“你是我唯一的軟肋,也是他們唯一可能攻擊我的缺口。
所以,姐姐,答應我,無論誰來找你,無論他們說什麼,給你什麼,都不要信,不要見,更不要……離開這個院子,離開我身邊。
否則,我不知道自己會做出什麼事。為了把你留在我看得見、摸得著的地方,我不介意讓這京城……再多流一些血。”
蘇棉渾身冰冷。她知道,他不是在開玩笑。眼前的男人,真的做得出。
“我……我知道了。”她聽到自己乾澀的聲音。
謝危闌緊繃的神色稍緩。
“我還有些公務要處理,晚些再來看你。想吃點什麼?我讓廚房做。”
“隨意就好。”蘇棉低聲道。
謝危闌點點頭,冇再說什麼,轉身離開了。
是夜,皇宮,鳳儀宮。
皇後沈氏聽完王公公添油加醋的回報,保養得宜的臉上露出一絲慍怒,但更多的是一種深思。她撚著腕上的佛珠,冷笑道。
“受驚?舊疾?謝危闌這藉口找得倒是快。看來,這位蘇姑娘,在他心中的分量,比本宮想的還要重。”
“娘娘,那謝危闌如此囂張,竟敢抗旨,咱們是不是……”王公公在一旁煽風點火。
皇後抬手製止了他。
“急什麼。謝危闌如今勢大,陛下也倚重他,硬碰硬非上策。不過,他越是想藏,越是說明此女有問題,或可大做文章。”
她沉吟片刻,吩咐道:“去,把太子給本宮叫來。有些事,也該讓他這個做兒子的,替本宮分分憂了。”
同一時間,首輔府書房。
謝危闌並未在處理公務。他麵前的桌案上,攤開著一幅巨大的京城輿圖,上麵用硃筆圈出了數個地點:皇宮、東宮、長公主府、二皇子在京城的一處彆院……以及慈安堂。
他的手指在慈安堂上重重一點,眼神冰冷。
“長風。”他低聲喚道。
“屬下在。”長風如鬼魅般現身。
“加派人手,暗中保護慈安堂,尤其是周嬤嬤。若有任何可疑之人接近,格殺勿論。”
謝危闌的聲音不帶一絲感情。
“是!”
長風領命退下。書房內重歸寂靜,隻有燭火劈啪作響。
謝危闌走到窗邊,看到燈火已熄,一片黑暗。
他對著無邊的夜色,輕聲低語,如同最纏綿的情話,也如同最惡毒的詛咒、
“姐姐,彆再想著離開。否則,我真的不知道,是折斷你的翅膀,還是……毀掉整個讓你想要飛走的天空,哪一種方式,能讓我們都更好過一些。”
秋風呼嘯,捲起庭中落葉。
皇後召見的風波之後,謝危闌的保護措施再次升級。院子周圍明裡暗裡的守衛增加了不止一倍。
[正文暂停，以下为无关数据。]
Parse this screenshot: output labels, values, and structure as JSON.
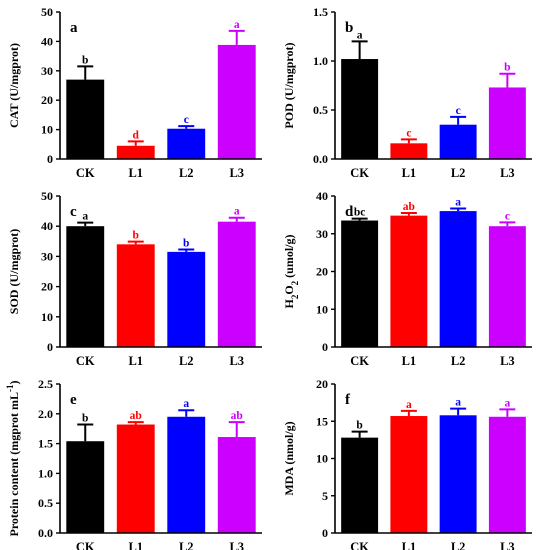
{
  "categories": [
    "CK",
    "L1",
    "L2",
    "L3"
  ],
  "colors": [
    "#000000",
    "#ff0000",
    "#0000ff",
    "#cc00ff"
  ],
  "chart_data": [
    {
      "type": "bar",
      "letter": "a",
      "ylabel": "CAT (U/mgprot)",
      "categories": [
        "CK",
        "L1",
        "L2",
        "L3"
      ],
      "values": [
        27.0,
        4.5,
        10.3,
        38.8
      ],
      "errors": [
        4.5,
        1.5,
        0.9,
        4.8
      ],
      "sig": [
        "b",
        "d",
        "c",
        "a"
      ],
      "ylim": [
        0,
        50
      ],
      "yticks": [
        0,
        10,
        20,
        30,
        40,
        50
      ]
    },
    {
      "type": "bar",
      "letter": "b",
      "ylabel": "POD (U/mgprot)",
      "categories": [
        "CK",
        "L1",
        "L2",
        "L3"
      ],
      "values": [
        1.02,
        0.16,
        0.35,
        0.73
      ],
      "errors": [
        0.18,
        0.04,
        0.08,
        0.14
      ],
      "sig": [
        "a",
        "c",
        "c",
        "b"
      ],
      "ylim": [
        0,
        1.5
      ],
      "yticks": [
        "0.0",
        "0.5",
        "1.0",
        "1.5"
      ]
    },
    {
      "type": "bar",
      "letter": "c",
      "ylabel": "SOD (U/mgprot)",
      "categories": [
        "CK",
        "L1",
        "L2",
        "L3"
      ],
      "values": [
        40.0,
        34.0,
        31.5,
        41.5
      ],
      "errors": [
        1.2,
        0.9,
        0.8,
        1.3
      ],
      "sig": [
        "a",
        "b",
        "b",
        "a"
      ],
      "ylim": [
        0,
        50
      ],
      "yticks": [
        0,
        10,
        20,
        30,
        40,
        50
      ]
    },
    {
      "type": "bar",
      "letter": "d",
      "ylabel_main": "H",
      "ylabel_sub1": "2",
      "ylabel_mid": "O",
      "ylabel_sub2": "2",
      "ylabel_tail": " (umol/g)",
      "categories": [
        "CK",
        "L1",
        "L2",
        "L3"
      ],
      "values": [
        33.5,
        34.8,
        36.0,
        32.0
      ],
      "errors": [
        0.5,
        0.7,
        0.7,
        1.0
      ],
      "sig": [
        "bc",
        "ab",
        "a",
        "c"
      ],
      "ylim": [
        0,
        40
      ],
      "yticks": [
        0,
        10,
        20,
        30,
        40
      ]
    },
    {
      "type": "bar",
      "letter": "e",
      "ylabel_main": "Protein content (mgprot mL",
      "ylabel_sup": "-1",
      "ylabel_tail": ")",
      "categories": [
        "CK",
        "L1",
        "L2",
        "L3"
      ],
      "values": [
        1.54,
        1.82,
        1.95,
        1.61
      ],
      "errors": [
        0.28,
        0.04,
        0.11,
        0.25
      ],
      "sig": [
        "b",
        "ab",
        "a",
        "ab"
      ],
      "ylim": [
        0,
        2.5
      ],
      "yticks": [
        "0.0",
        "0.5",
        "1.0",
        "1.5",
        "2.0",
        "2.5"
      ]
    },
    {
      "type": "bar",
      "letter": "f",
      "ylabel": "MDA (nmol/g)",
      "categories": [
        "CK",
        "L1",
        "L2",
        "L3"
      ],
      "values": [
        12.8,
        15.7,
        15.8,
        15.6
      ],
      "errors": [
        0.8,
        0.7,
        0.9,
        1.0
      ],
      "sig": [
        "b",
        "a",
        "a",
        "a"
      ],
      "ylim": [
        0,
        20
      ],
      "yticks": [
        0,
        5,
        10,
        15,
        20
      ]
    }
  ]
}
啞女們的看顧也更加寸步不離,連蘇棉沐浴如廁,都有人守在淨房門外。
這種密不透風的監控,讓蘇棉心底那點微弱的希望之火越發搖曳。
自從回來之後,蘇棉就再未感知到係統的任何存在。
夜深人靜,確認啞女在外間歇下,呼吸均勻後,蘇棉披衣坐起,蜷縮在床榻最深的角落,閉上眼,開始在心底一遍又一遍地試探。
係統?你在嗎?
編號6028呼叫係統!聽到請回答!
我需要幫助!告訴我現在到底是什麼情況!我的任務呢?那十億呢?!
冇有迴應。隻有腦海深處一片虛無的寂靜,和她自己越來越急促的心跳聲。
蘇棉深吸一口氣,強迫自己回憶。但是記憶像被攪渾的水,越是想看清,越是模糊。她努力回溯昏迷前的最後片段:考場外的長街,塞信時指尖的觸感。